Dumbbells are often used for joint-isolation exercises such as biceps curls, chest flyes or shoulder raises. Using dumbbells for full-body, multi planar movements, however, can provide a variety of different strength outcomes. The dumbbell doesn’t get enough credit next to its more popular relative, the barbell. But dumbbell training has many advantages over barbell training.
Serious strength and mass goals can be achieved by training with dumbbells. We will even say that to fully maximise strength and hypertrophy, dumbbell training must play at least a partial role in your training regimen. Let’s take a look at seven advantages training with dumbbells has over everyone’s reigning favourite, the almighty barbell.
1. Increased Stabilisation and Muscle Activation
One study compared the EMG activity of the chest, triceps, and biceps when performing a barbell bench press, smith machine bench press and a dumbbell bench press. The dumbbell bench press and barbell bench press were similar in chest and triceps activity. Biceps activity was significantly higher with the dumbbells.

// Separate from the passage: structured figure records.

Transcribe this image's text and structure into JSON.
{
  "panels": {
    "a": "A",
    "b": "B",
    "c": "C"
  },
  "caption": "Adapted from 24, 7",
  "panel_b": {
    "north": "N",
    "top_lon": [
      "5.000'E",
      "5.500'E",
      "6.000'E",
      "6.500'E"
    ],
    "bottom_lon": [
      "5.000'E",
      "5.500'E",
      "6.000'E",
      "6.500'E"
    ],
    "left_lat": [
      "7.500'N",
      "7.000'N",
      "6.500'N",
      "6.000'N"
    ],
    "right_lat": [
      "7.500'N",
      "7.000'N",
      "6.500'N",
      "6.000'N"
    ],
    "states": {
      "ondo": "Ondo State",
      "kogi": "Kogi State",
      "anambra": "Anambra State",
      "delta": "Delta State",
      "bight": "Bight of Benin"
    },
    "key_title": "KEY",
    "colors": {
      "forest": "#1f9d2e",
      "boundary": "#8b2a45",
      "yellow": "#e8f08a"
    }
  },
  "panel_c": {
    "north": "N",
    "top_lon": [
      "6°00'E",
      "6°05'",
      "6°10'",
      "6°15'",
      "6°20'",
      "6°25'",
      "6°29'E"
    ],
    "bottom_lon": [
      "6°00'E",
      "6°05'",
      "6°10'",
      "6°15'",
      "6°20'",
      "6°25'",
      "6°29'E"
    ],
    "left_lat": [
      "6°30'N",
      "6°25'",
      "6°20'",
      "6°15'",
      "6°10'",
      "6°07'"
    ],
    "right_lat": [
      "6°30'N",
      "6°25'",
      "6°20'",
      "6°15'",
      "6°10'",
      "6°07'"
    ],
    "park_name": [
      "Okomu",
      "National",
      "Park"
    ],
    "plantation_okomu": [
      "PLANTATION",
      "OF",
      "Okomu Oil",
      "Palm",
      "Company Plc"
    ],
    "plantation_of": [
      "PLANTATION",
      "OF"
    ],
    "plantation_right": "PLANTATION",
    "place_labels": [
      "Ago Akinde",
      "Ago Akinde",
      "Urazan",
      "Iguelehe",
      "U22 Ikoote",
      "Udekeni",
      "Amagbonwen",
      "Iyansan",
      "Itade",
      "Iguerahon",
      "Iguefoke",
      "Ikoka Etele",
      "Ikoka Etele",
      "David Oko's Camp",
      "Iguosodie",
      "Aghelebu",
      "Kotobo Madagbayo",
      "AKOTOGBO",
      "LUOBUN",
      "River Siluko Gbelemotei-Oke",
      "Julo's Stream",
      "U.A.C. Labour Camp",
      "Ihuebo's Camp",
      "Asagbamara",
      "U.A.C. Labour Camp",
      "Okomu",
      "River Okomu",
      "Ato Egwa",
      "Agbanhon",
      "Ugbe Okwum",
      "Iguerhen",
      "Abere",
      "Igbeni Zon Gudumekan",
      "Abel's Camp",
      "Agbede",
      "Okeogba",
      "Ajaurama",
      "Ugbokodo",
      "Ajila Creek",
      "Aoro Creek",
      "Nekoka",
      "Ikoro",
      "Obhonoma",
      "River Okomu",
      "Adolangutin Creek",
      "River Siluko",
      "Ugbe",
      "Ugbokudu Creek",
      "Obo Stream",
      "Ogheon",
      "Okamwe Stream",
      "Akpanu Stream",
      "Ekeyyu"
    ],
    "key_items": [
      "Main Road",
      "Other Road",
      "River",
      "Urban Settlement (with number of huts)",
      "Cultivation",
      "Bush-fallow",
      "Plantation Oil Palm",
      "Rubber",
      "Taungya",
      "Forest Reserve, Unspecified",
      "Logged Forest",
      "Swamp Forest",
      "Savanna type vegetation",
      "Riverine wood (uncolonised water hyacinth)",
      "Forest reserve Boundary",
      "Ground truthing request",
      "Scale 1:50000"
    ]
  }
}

Why?
- Dumbbells require greater stabilisation.
- Ergo why it is very rare to see a world-class bench presser with spaghetti arms.

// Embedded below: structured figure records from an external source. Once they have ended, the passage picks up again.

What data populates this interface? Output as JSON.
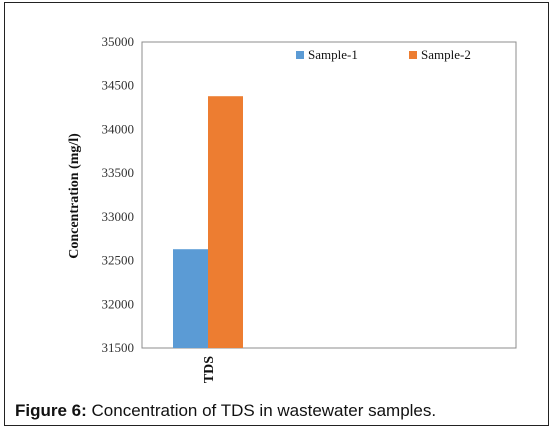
{
  "caption": {
    "label": "Figure 6:",
    "text": "Concentration of TDS in wastewater samples."
  },
  "chart_data": {
    "type": "bar",
    "categories": [
      "TDS"
    ],
    "series": [
      {
        "name": "Sample-1",
        "values": [
          32630
        ],
        "color": "#5b9bd5"
      },
      {
        "name": "Sample-2",
        "values": [
          34380
        ],
        "color": "#ed7d31"
      }
    ],
    "xlabel": "",
    "ylabel": "Concentration (mg/l)",
    "ylim": [
      31500,
      35000
    ],
    "yticks": [
      31500,
      32000,
      32500,
      33000,
      33500,
      34000,
      34500,
      35000
    ],
    "grid": false,
    "legend": "top-right"
  }
}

- Greater stabilisation is a requirement with dumbbells, in turn, activating more muscle fibres.
2. Identifies and Eliminates Strength Imbalances
- Dumbbells force limbs to work unilaterally.
- If one side is significantly weaker than the other, there is no running and no hiding.

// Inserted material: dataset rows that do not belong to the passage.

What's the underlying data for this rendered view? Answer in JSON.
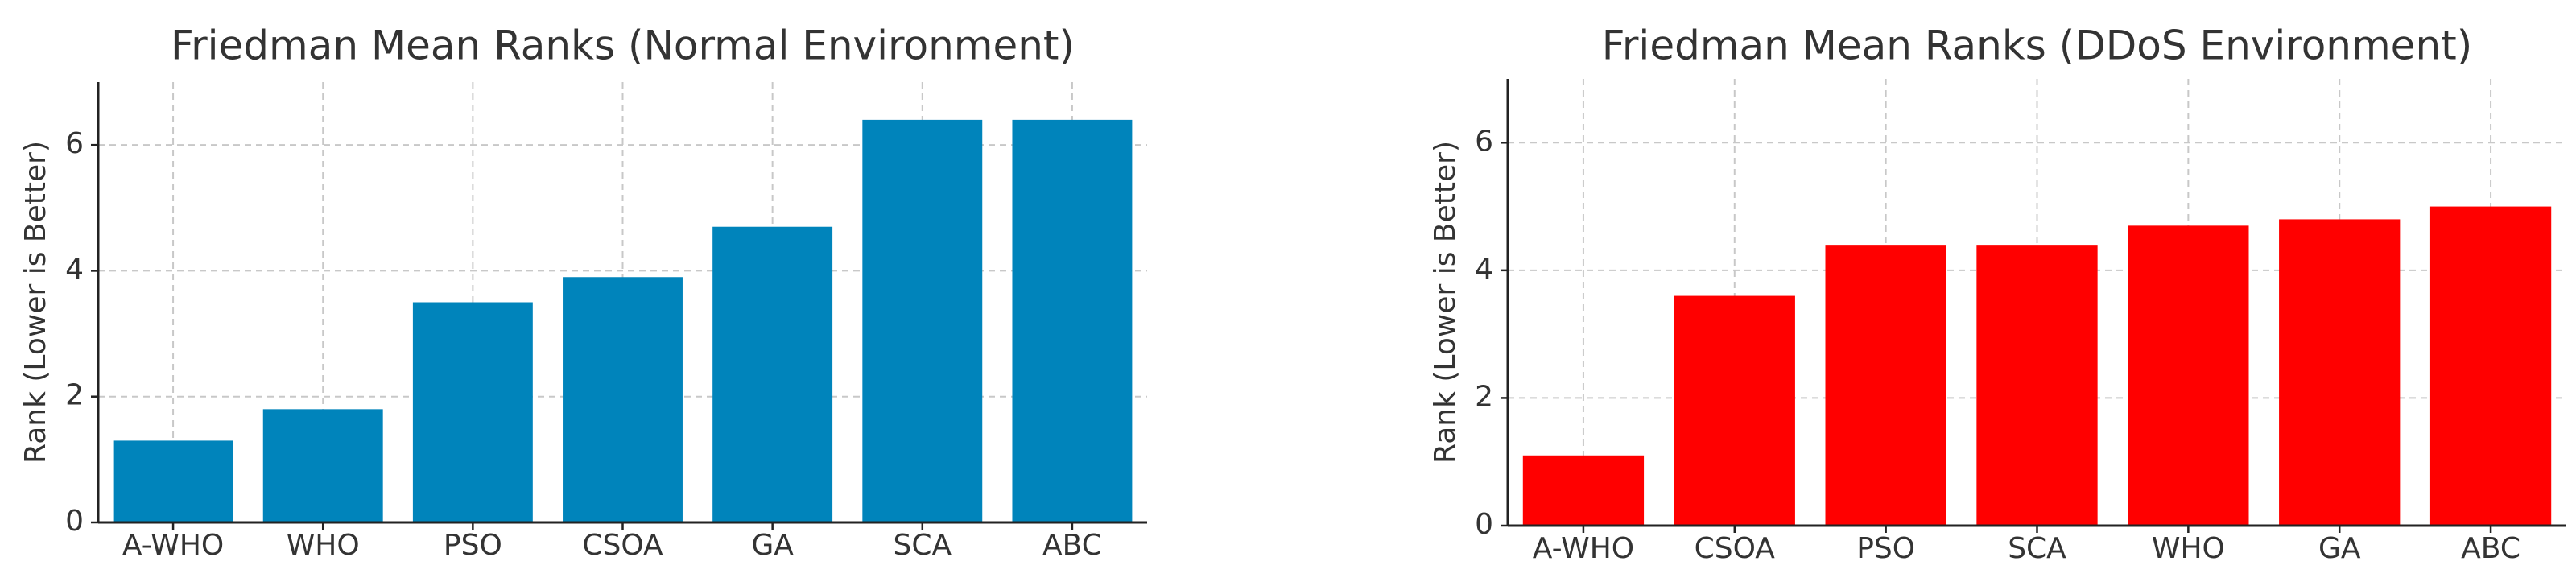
{
  "chart_data": [
    {
      "type": "bar",
      "title": "Friedman Mean Ranks (Normal Environment)",
      "y_label": "Rank (Lower is Better)",
      "categories": [
        "A-WHO",
        "WHO",
        "PSO",
        "CSOA",
        "GA",
        "SCA",
        "ABC"
      ],
      "values": [
        1.3,
        1.8,
        3.5,
        3.9,
        4.7,
        6.4,
        6.4
      ],
      "color": "#0084bb",
      "ylim": [
        0,
        7
      ],
      "yticks": [
        0,
        2,
        4,
        6
      ],
      "grid": true
    },
    {
      "type": "bar",
      "title": "Friedman Mean Ranks (DDoS Environment)",
      "y_label": "Rank (Lower is Better)",
      "categories": [
        "A-WHO",
        "CSOA",
        "PSO",
        "SCA",
        "WHO",
        "GA",
        "ABC"
      ],
      "values": [
        1.1,
        3.6,
        4.4,
        4.4,
        4.7,
        4.8,
        5.0
      ],
      "color": "#ff0000",
      "ylim": [
        0,
        7
      ],
      "yticks": [
        0,
        2,
        4,
        6
      ],
      "grid": true
    }
  ]
}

- Over-compensation is impossible with dumbbells, making them an effective agent on the war on imbalances.
3. Better Safety (Especially When Training Alone)
- Missing a heavy squat or bench press training alone means your butt is grass and the barbell is the lawn mower.
- When training with dumbbells, this is not the case, just drop them and move on.
4. More Options to Intensify Your Workouts
- Rest-pause, mechanical advantage drop sets and traditional drop sets are easier to set up and an actual reality for the solo trainer with dumbbells.
- The rack and run technique is exclusive to dumbbell training.
- Effective high intensity techniques are pretty much avoided by default with solo barbell training—not so with dumbbells.
5. Increased Range of Motion
- One of the most effective ways to overload muscles for strength or muscle-building purposes is to increase range of motion.
- There is only so much range of motion one can accomplish with a row or press, not the case with dumbbell variations!
- Dumbbells can add a new dimension of overload to your go-to mass movements by extending the range of motion.
Related article: Gain Muscle Mass Using Only Dumbbells With 10 Demonstrated Exercises
6. More Freedom of Movement
When bench pressing with a barbell, your arms and shoulders are in a fixed position and move through a set range of motion. In contrast, dumbbell presses allow one to alter the movement pattern slightly and let the shoulders move freely.
- Barbell pressing has a set range of motion; due to this fixed position, you’re up crap creek without a paddle if this falls into an area where you experience pain.
- Dumbbell pressing allows you to externally or internally rotate your shoulders or bring the dumbbells lower down or higher up your body to specifically target muscles and press pain free.
7. Better Awareness About Injury Prevention
- A high percentage of accidents at gyms occur near the dumbbell rack. This is usually a result of a lack of focus.
- Dumbbells don’t cause accidents, people do.
- In the long term, greater degrees of freedom in a more natural range of motion will result in fewer injuries.
- Further, by identifying and eliminating imbalances, the probability of injury greatly decreases.